Wrap all I/O in the sink callable with explicit try and except blocks, log failures to a secondary fallback sink, and never allow an exception to bubble past the sink boundary. Loguru catches escaped exceptions but turns them into silent stderr noise.
Can I route logs to multiple custom sinks simultaneously?
Yes. Call logger.add once per sink callable and give each its own level and filter. Each sink runs independently, so a slow or failing sink does not block the others when enqueue is enabled.
What is the performance impact of a custom sink versus a built-in one?
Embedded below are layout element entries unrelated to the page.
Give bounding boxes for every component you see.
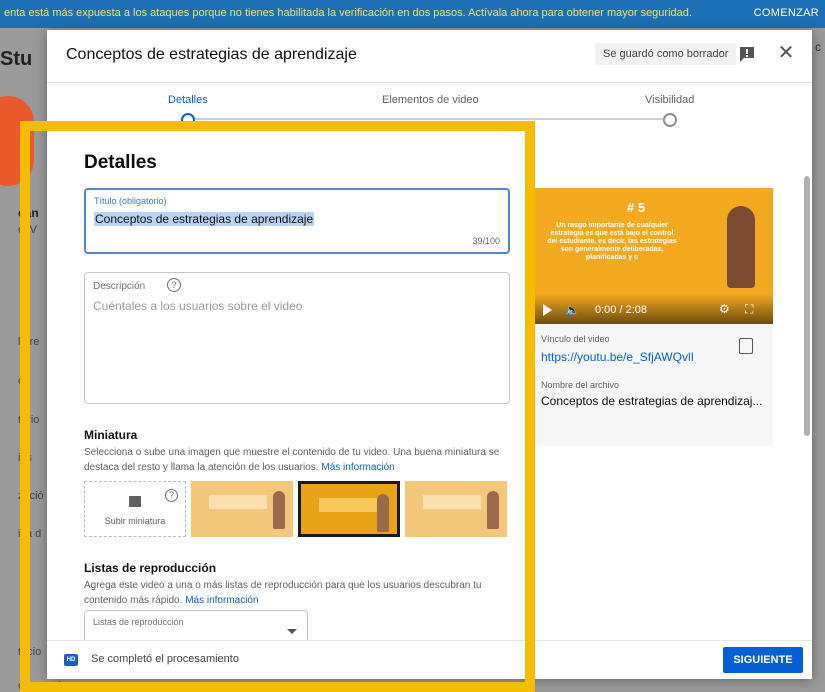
step-dot-details[interactable]	[181, 113, 195, 127]
dialog-header: Conceptos de estrategias de aprendizaje …	[47, 30, 812, 83]
title-field[interactable]: Título (obligatorio) Conceptos de estrat…	[84, 188, 510, 254]
bg-right-text: c	[815, 40, 821, 54]
bg-nav-item: zació	[18, 490, 44, 502]
close-icon[interactable]: ✕	[775, 42, 797, 64]
player-controls: 🔈 0:00 / 2:08 ⚙ ⛶	[535, 294, 773, 324]
slide-text: Un rasgo importante de cualquier estrate…	[547, 222, 677, 261]
copy-icon[interactable]	[739, 338, 753, 354]
help-icon[interactable]: ?	[165, 489, 178, 502]
thumbnail-text: Selecciona o sube una imagen que muestre…	[84, 447, 500, 473]
play-icon[interactable]	[543, 304, 552, 316]
video-player[interactable]: # 5 Un rasgo importante de cualquier est…	[535, 188, 773, 324]
thumbnail-options: ? Subir miniatura	[84, 481, 514, 539]
video-link[interactable]: https://youtu.be/e_SfjAWQvlI	[541, 350, 694, 364]
thumbnail-heading: Miniatura	[84, 428, 138, 442]
start-button[interactable]: COMENZAR	[754, 0, 819, 26]
thumbnail-description: Selecciona o sube una imagen que muestre…	[84, 445, 514, 475]
channel-avatar	[0, 96, 34, 186]
video-preview-panel: # 5 Un rasgo importante de cualquier est…	[535, 188, 773, 446]
bg-nav-item: le re	[18, 336, 40, 348]
upload-dialog: Conceptos de estrategias de aprendizaje …	[47, 30, 812, 679]
dialog-footer: HD Se completó el procesamiento SIGUIENT…	[47, 640, 812, 679]
upload-thumbnail-button[interactable]: ? Subir miniatura	[84, 481, 186, 537]
playlists-select[interactable]: Listas de reproducción	[84, 610, 308, 640]
thumbnail-option-1[interactable]	[191, 481, 293, 537]
bg-channel-sub: ocV	[18, 224, 37, 236]
saved-draft-badge: Se guardó como borrador	[595, 43, 737, 65]
description-field[interactable]: Descripción ? Cuéntales a los usuarios s…	[84, 272, 510, 404]
slide-number: # 5	[627, 200, 646, 215]
thumbnail-option-2-selected[interactable]	[298, 481, 400, 537]
scrollbar-thumb[interactable]	[804, 176, 810, 436]
feedback-icon[interactable]	[739, 46, 755, 62]
upload-thumbnail-label: Subir miniatura	[104, 516, 166, 526]
chevron-down-icon	[287, 629, 297, 634]
title-label: Título (obligatorio)	[94, 196, 167, 206]
bg-nav-item: cs	[18, 375, 29, 387]
details-heading: Detalles	[84, 152, 157, 173]
bg-nav-item: tario	[18, 414, 40, 426]
bg-channel-name: can	[18, 206, 39, 220]
file-name-label: Nombre del archivo	[541, 380, 620, 390]
thumbnail-more-info-link[interactable]: Más información	[321, 462, 394, 473]
bg-nav-item: omentarios	[18, 680, 73, 692]
bg-nav-item: ica d	[18, 528, 42, 540]
gear-icon[interactable]: ⚙	[719, 302, 730, 316]
bg-nav-item: tacio	[18, 646, 42, 658]
hd-badge: HD	[64, 654, 78, 666]
description-label: Descripción	[93, 281, 146, 292]
background-logo: Stu	[0, 48, 33, 70]
step-dot-visibility[interactable]	[663, 113, 677, 127]
playlists-more-info-link[interactable]: Más información	[185, 595, 258, 606]
playlists-select-label: Listas de reproducción	[93, 617, 184, 627]
tab-video-elements[interactable]: Elementos de video	[382, 94, 479, 106]
tab-details[interactable]: Detalles	[168, 94, 208, 106]
dialog-title: Conceptos de estrategias de aprendizaje	[66, 46, 357, 63]
next-button[interactable]: SIGUIENTE	[723, 647, 803, 673]
volume-icon[interactable]: 🔈	[565, 303, 580, 317]
file-name: Conceptos de estrategias de aprendizaj..…	[541, 394, 763, 408]
playlists-text: Agrega este video a una o más listas de …	[84, 580, 482, 606]
fullscreen-icon[interactable]: ⛶	[745, 302, 753, 317]
description-input[interactable]: Cuéntales a los usuarios sobre el video	[93, 299, 302, 313]
presenter-figure	[727, 206, 755, 288]
help-icon[interactable]: ?	[167, 278, 181, 292]
playlists-description: Agrega este video a una o más listas de …	[84, 578, 514, 608]
steps-progress-line	[187, 118, 667, 120]
playlists-heading: Listas de reproducción	[84, 561, 217, 575]
security-banner: enta está más expuesta a los ataques por…	[0, 0, 825, 28]
thumbnail-option-3[interactable]	[405, 481, 507, 537]
title-input[interactable]: Conceptos de estrategias de aprendizaje	[94, 212, 315, 226]
image-add-icon	[129, 496, 141, 507]
tab-visibility[interactable]: Visibilidad	[645, 94, 694, 106]
banner-message: enta está más expuesta a los ataques por…	[4, 7, 692, 19]
video-time: 0:00 / 2:08	[595, 304, 647, 316]
upload-steps: Detalles Elementos de video Visibilidad	[47, 82, 812, 130]
processing-status: Se completó el procesamiento	[91, 653, 239, 665]
title-counter: 39/100	[472, 236, 500, 246]
bg-nav-item: ios	[18, 452, 33, 464]
video-link-label: Vínculo del video	[541, 334, 610, 344]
A custom sink adds negligible overhead when its I/O is decoupled through a queue or thread pool. A synchronous sink that performs network calls scales linearly with network latency and will throttle the whole application under load.
Does Loguru call my sink from a background thread when enqueue is true?
Yes. With enqueue set to true Loguru dispatches records to your callable from its internal queue thread, so the callable still must avoid long blocking calls or it becomes the bottleneck for every other record.